The git merge does not change the git history. A powerful feature that allows you to change the git history is the rebase. Let’s visualize the simplest example to see what happens when you use rebase
Here the changes in the new branch are applied to the master branch as new commits. The commits have different hash values. It also has an interactive mode which is more powerful and allows us to do many operations like pick, squash, revert and etc. I will not delve deep into git rebase in this post, but it is a very powerful tool.
There are plenty of resources out there that dig deeper into these subjects, but my goal was not to go that deep because, in the end, you might not use those git-pluming commands daily basis. But the power of having the understanding at a high level is very important and can help you in cases where you are stuck.
From all these simple explanations the point that I want to elaborate on is that all git commands that you use on a daily basis are ways to play with this commit history. Now you can eliminate many myths.

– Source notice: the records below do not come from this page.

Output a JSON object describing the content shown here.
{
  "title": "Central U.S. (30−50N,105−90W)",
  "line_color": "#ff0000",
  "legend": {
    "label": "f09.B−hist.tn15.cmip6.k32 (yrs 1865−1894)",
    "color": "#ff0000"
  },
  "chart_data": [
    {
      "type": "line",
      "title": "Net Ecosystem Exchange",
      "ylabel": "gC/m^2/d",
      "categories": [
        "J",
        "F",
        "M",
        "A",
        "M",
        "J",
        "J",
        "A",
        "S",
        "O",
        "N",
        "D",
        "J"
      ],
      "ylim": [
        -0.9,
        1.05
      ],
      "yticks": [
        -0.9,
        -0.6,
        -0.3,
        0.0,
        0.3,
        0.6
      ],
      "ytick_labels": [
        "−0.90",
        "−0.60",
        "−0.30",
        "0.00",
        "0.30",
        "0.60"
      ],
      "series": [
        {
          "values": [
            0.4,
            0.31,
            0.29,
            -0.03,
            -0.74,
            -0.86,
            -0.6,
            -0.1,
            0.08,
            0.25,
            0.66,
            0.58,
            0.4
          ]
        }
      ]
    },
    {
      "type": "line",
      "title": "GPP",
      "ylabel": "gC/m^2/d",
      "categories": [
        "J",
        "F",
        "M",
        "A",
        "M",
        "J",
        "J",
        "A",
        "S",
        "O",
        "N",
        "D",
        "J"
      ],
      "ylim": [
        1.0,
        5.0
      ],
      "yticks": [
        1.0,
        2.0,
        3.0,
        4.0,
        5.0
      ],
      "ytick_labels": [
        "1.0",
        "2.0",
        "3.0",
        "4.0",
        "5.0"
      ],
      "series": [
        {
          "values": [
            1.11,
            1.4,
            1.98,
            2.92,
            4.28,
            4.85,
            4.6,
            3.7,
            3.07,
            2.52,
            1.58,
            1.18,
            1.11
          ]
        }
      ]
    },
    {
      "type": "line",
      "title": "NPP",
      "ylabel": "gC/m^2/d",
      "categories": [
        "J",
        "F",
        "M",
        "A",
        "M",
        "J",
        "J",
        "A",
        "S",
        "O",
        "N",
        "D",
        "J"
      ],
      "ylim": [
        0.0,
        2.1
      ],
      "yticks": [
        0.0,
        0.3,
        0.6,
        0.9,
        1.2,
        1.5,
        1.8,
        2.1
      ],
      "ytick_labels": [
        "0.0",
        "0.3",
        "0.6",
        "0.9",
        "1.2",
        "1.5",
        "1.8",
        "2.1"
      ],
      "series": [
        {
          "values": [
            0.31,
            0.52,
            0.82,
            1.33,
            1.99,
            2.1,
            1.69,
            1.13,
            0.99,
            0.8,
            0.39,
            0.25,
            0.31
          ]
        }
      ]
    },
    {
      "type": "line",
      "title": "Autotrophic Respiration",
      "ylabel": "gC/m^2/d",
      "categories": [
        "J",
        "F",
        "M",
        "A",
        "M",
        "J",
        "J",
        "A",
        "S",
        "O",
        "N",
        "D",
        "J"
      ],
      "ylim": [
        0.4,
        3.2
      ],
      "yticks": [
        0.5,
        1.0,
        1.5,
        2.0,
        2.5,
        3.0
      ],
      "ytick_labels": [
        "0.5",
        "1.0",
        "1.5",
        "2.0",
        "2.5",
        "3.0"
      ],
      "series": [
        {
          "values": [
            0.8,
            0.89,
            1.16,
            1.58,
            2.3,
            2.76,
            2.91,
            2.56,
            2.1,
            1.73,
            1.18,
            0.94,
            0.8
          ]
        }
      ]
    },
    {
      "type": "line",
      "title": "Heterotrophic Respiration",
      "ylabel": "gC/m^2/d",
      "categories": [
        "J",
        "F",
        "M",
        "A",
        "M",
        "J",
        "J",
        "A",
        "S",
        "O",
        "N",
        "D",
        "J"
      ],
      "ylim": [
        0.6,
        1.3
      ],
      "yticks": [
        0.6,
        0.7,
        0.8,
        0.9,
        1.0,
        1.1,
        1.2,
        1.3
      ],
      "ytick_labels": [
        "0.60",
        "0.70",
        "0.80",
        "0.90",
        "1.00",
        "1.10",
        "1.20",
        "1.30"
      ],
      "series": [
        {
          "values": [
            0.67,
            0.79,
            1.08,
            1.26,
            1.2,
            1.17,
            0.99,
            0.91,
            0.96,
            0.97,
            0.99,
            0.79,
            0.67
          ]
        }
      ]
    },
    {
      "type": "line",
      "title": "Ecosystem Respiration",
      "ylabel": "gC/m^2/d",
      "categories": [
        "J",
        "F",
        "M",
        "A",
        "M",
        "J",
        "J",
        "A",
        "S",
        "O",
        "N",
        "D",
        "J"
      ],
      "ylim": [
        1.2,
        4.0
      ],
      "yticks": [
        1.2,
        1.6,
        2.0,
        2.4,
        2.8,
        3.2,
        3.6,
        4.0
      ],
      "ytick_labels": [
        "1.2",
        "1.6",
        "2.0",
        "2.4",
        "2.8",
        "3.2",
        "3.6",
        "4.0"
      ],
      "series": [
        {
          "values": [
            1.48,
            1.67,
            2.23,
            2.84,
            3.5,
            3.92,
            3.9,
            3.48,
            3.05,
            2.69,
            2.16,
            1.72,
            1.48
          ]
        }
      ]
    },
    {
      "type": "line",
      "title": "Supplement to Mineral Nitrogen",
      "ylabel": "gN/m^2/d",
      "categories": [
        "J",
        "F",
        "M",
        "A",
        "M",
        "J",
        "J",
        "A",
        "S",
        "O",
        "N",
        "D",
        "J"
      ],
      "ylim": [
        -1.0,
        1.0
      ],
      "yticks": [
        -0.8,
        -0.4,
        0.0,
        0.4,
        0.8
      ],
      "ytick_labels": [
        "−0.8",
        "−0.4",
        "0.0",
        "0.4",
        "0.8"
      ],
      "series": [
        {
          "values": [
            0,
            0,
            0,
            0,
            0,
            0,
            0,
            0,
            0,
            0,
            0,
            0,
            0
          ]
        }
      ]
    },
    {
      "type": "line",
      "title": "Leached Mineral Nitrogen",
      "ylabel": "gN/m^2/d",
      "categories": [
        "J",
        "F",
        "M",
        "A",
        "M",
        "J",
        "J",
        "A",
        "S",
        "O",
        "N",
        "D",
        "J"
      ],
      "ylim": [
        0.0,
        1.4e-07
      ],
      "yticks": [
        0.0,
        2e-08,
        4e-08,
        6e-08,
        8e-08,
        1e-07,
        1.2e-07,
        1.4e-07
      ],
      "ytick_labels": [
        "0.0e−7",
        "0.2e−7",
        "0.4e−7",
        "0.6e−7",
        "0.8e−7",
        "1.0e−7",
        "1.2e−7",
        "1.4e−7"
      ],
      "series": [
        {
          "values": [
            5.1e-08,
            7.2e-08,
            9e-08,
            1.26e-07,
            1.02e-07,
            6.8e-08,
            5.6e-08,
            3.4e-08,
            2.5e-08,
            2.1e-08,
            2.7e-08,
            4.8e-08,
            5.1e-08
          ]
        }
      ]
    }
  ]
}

Deleting a branch in Git does not delete the commits immediately, hence don’t need to panic git reflog command can use to recover from these situations, same for git reset don’t fear using them. Just commit your changes and you can play with these commits if it was not as expected in the first place
There is also a garbage collection process available in Git that will remove objects which are not referenced by any branches. It also does compression to reduce storage. These policies also can be configured if needed.
I hope now you can look at Git from a new perspective. Although I didn’t explain everything in detail you know now what to look for if you get into trouble, and after all, you don’t need to know everything in depth but you should have enough understanding about the technology you use, which guide you to know things that you do not know when it is required.